Le 16 novembre 2016, un couple, lunettes de soleil et pantalon en cuir pour elle, costume noir cintré et fine cravate assortie pour lui, se glisse incognito sous le portail central et les voussures de la basilique de Saint-Denis (Seine-Saint-Denis). Juste après s’être déclaré candidat à l’élection présidentielle, à Bobigny, Emmanuel Macron et son épouse, Brigitte, ont filé à quelques kilomètres de là, sans prévenir personne, saluer les tombeaux des 43 rois de France. Sous la lumière d’hiver filtrée par la rosace du bras sud, le futur président caresse le marbre blanc des gisants.

A chaque prise de pouvoir sa scène originelle. Saint-Denis est le creuset du passé royal du pays, le lieu par excellence du récit national. D’autres candidats à la présidentielle, amoureux de l’histoire longue, ont d’ailleurs précédé Emmanuel Macron pour puiser un morceau de légitimité dans ce pôle magnétique des ambitions monarchiques : François Mitterrand avec la mère de Mazarine, Anne Pingeot, à l’automne 1980 ; Jean-Luc Mélenchon, en douce, en 2012… Ce jour de novembre 2016, les journalistes et l’écrivain embedded Philippe Besson, alors attelé à l’écriture de son livre Un personnage de roman (Julliard, 2017), ont raté l’escapade d’Emmanuel Macron. Mais, sur le chemin du retour, le candidat confie à son premier admirateur, le journaliste-blogueur Bruno Roger-Petit, le sens de cette visite à Saint-Denis : au milieu des « pierres qui parlent », se retrouver « seul en son destin ».

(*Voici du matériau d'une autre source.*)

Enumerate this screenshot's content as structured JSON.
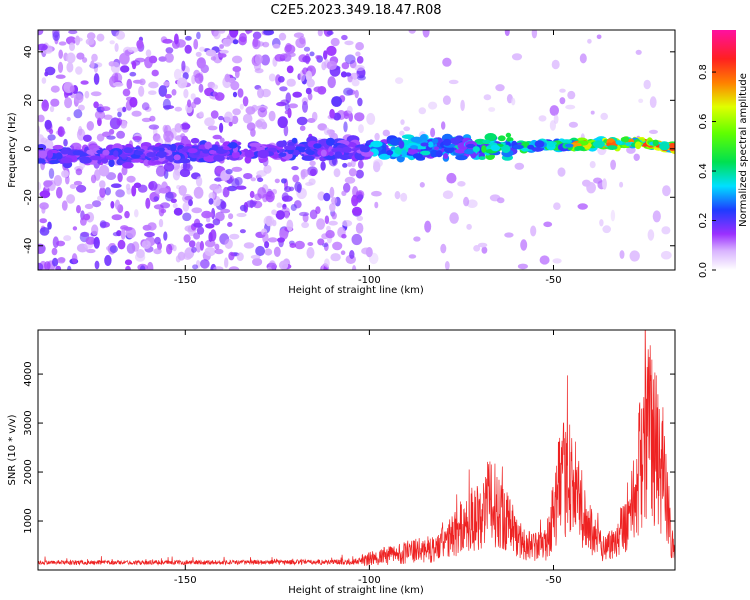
{
  "chart_data": [
    {
      "type": "heatmap",
      "title": "C2E5.2023.349.18.47.R08",
      "xlabel": "Height of straight line (km)",
      "ylabel": "Frequency (Hz)",
      "xlim": [
        -190,
        -17
      ],
      "ylim": [
        -50,
        49
      ],
      "x_ticks": [
        -150,
        -100,
        -50
      ],
      "y_ticks": [
        -40,
        -20,
        0,
        20,
        40
      ],
      "colorbar": {
        "label": "Normalized spectral amplitude",
        "range": [
          0.0,
          0.97
        ],
        "ticks": [
          0.0,
          0.2,
          0.4,
          0.6,
          0.8
        ],
        "colors": [
          "#ffffff",
          "#9b30ff",
          "#1e3cff",
          "#00e0ff",
          "#00e050",
          "#e0ff00",
          "#ff8000",
          "#ff2020",
          "#ff10a0"
        ]
      },
      "description_points": [
        {
          "x": -150,
          "freq": -3,
          "amplitude": 0.12
        },
        {
          "x": -100,
          "freq": -2,
          "amplitude": 0.22
        },
        {
          "x": -75,
          "freq": -1,
          "amplitude": 0.3
        },
        {
          "x": -50,
          "freq": 1,
          "amplitude": 0.45
        },
        {
          "x": -40,
          "freq": 2,
          "amplitude": 0.65
        },
        {
          "x": -30,
          "freq": 3,
          "amplitude": 0.85
        },
        {
          "x": -20,
          "freq": 1,
          "amplitude": 0.8
        }
      ]
    },
    {
      "type": "line",
      "xlabel": "Height of straight line (km)",
      "ylabel": "SNR (10 * v/v)",
      "xlim": [
        -190,
        -17
      ],
      "ylim": [
        0,
        4900
      ],
      "x_ticks": [
        -150,
        -100,
        -50
      ],
      "y_ticks": [
        1000,
        2000,
        3000,
        4000
      ],
      "line_color": "#ee2222",
      "envelope": [
        {
          "x": -190,
          "y": 150
        },
        {
          "x": -160,
          "y": 160
        },
        {
          "x": -130,
          "y": 170
        },
        {
          "x": -105,
          "y": 200
        },
        {
          "x": -98,
          "y": 350
        },
        {
          "x": -90,
          "y": 500
        },
        {
          "x": -82,
          "y": 600
        },
        {
          "x": -78,
          "y": 900
        },
        {
          "x": -74,
          "y": 1300
        },
        {
          "x": -70,
          "y": 1600
        },
        {
          "x": -67,
          "y": 1950
        },
        {
          "x": -63,
          "y": 1500
        },
        {
          "x": -60,
          "y": 900
        },
        {
          "x": -56,
          "y": 650
        },
        {
          "x": -52,
          "y": 700
        },
        {
          "x": -49,
          "y": 2100
        },
        {
          "x": -46,
          "y": 2800
        },
        {
          "x": -44,
          "y": 2200
        },
        {
          "x": -42,
          "y": 1500
        },
        {
          "x": -39,
          "y": 950
        },
        {
          "x": -36,
          "y": 650
        },
        {
          "x": -34,
          "y": 750
        },
        {
          "x": -31,
          "y": 1300
        },
        {
          "x": -28,
          "y": 2000
        },
        {
          "x": -26,
          "y": 3200
        },
        {
          "x": -24,
          "y": 4000
        },
        {
          "x": -22,
          "y": 3300
        },
        {
          "x": -20,
          "y": 2700
        },
        {
          "x": -18.5,
          "y": 1200
        },
        {
          "x": -17,
          "y": 300
        }
      ]
    }
  ]
}
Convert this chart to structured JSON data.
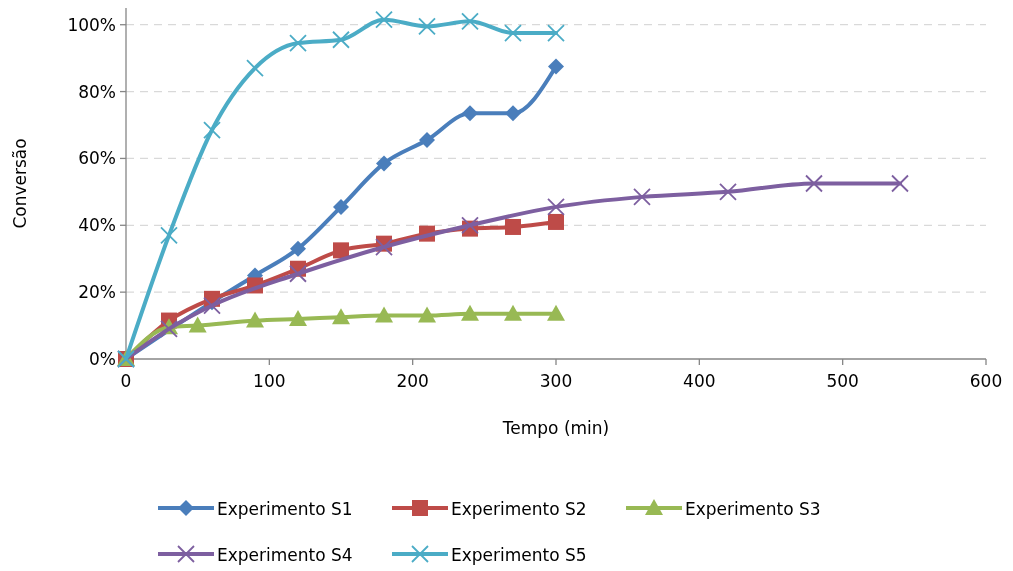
{
  "chart_data": {
    "type": "line",
    "xlabel": "Tempo (min)",
    "ylabel": "Conversão",
    "xlim": [
      0,
      600
    ],
    "xticks": [
      0,
      100,
      200,
      300,
      400,
      500,
      600
    ],
    "ylim": [
      0,
      105
    ],
    "yticks": [
      {
        "value": 0,
        "label": "0%"
      },
      {
        "value": 20,
        "label": "20%"
      },
      {
        "value": 40,
        "label": "40%"
      },
      {
        "value": 60,
        "label": "60%"
      },
      {
        "value": 80,
        "label": "80%"
      },
      {
        "value": 100,
        "label": "100%"
      }
    ],
    "grid": "y",
    "legend": "bottom",
    "series": [
      {
        "name": "Experimento S1",
        "color": "#4a7ebb",
        "marker": "diamond",
        "x": [
          0,
          60,
          90,
          120,
          150,
          180,
          210,
          240,
          270,
          300
        ],
        "values": [
          0,
          17,
          25,
          33,
          45.5,
          58.5,
          65.5,
          73.5,
          73.5,
          87.5
        ]
      },
      {
        "name": "Experimento S2",
        "color": "#be4b48",
        "marker": "square",
        "x": [
          0,
          30,
          60,
          90,
          120,
          150,
          180,
          210,
          240,
          270,
          300
        ],
        "values": [
          0,
          11.5,
          18,
          22,
          27,
          32.5,
          34.5,
          37.5,
          39,
          39.5,
          41
        ]
      },
      {
        "name": "Experimento S3",
        "color": "#98b954",
        "marker": "triangle",
        "x": [
          0,
          30,
          50,
          90,
          120,
          150,
          180,
          210,
          240,
          270,
          300
        ],
        "values": [
          0,
          9.5,
          10,
          11.5,
          12,
          12.5,
          13,
          13,
          13.5,
          13.5,
          13.5
        ]
      },
      {
        "name": "Experimento S4",
        "color": "#7d5fa0",
        "marker": "cross",
        "x": [
          0,
          30,
          60,
          120,
          180,
          240,
          300,
          360,
          420,
          480,
          540
        ],
        "values": [
          0,
          9,
          16,
          25.5,
          33.5,
          40,
          45.5,
          48.5,
          50,
          52.5,
          52.5
        ]
      },
      {
        "name": "Experimento S5",
        "color": "#4bacc6",
        "marker": "cross",
        "x": [
          0,
          30,
          60,
          90,
          120,
          150,
          180,
          210,
          240,
          270,
          300
        ],
        "values": [
          0,
          37,
          68.5,
          87,
          94.5,
          95.5,
          101.5,
          99.5,
          101,
          97.5,
          97.5
        ]
      }
    ]
  }
}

Une part de mystique doit envelopper les grands parcours, a toujours pensé Emmanuel Macron. « Depuis que je suis entré dans le champ politique, je vis [mon aventure] comme une mission. Il y a (…) quelque chose qui vous dépasse, qui vous a précédé et qui restera. » Sur les images enregistrées en 2016 au Touquet (Pas-de-Calais) par le réalisateur Pierre Hurel pour son documentaire Ainsi soit Macron (2017), c’est un jeune homme au regard habité qui parle. Cette même année 2016, il a aussi fait des pieds et des mains auprès du sénateur écologiste des Hauts-de-Seine André Gattolin pour rencontrer le dalaï-lama à Paris, et patienté deux heures durant dans le hall de l’Hôtel Intercontinental, où était logé le chef spirituel des bouddhistes du Tibet. « La rencontre la plus importante de ma vie après Brigitte », l’a entendu dire le sénateur.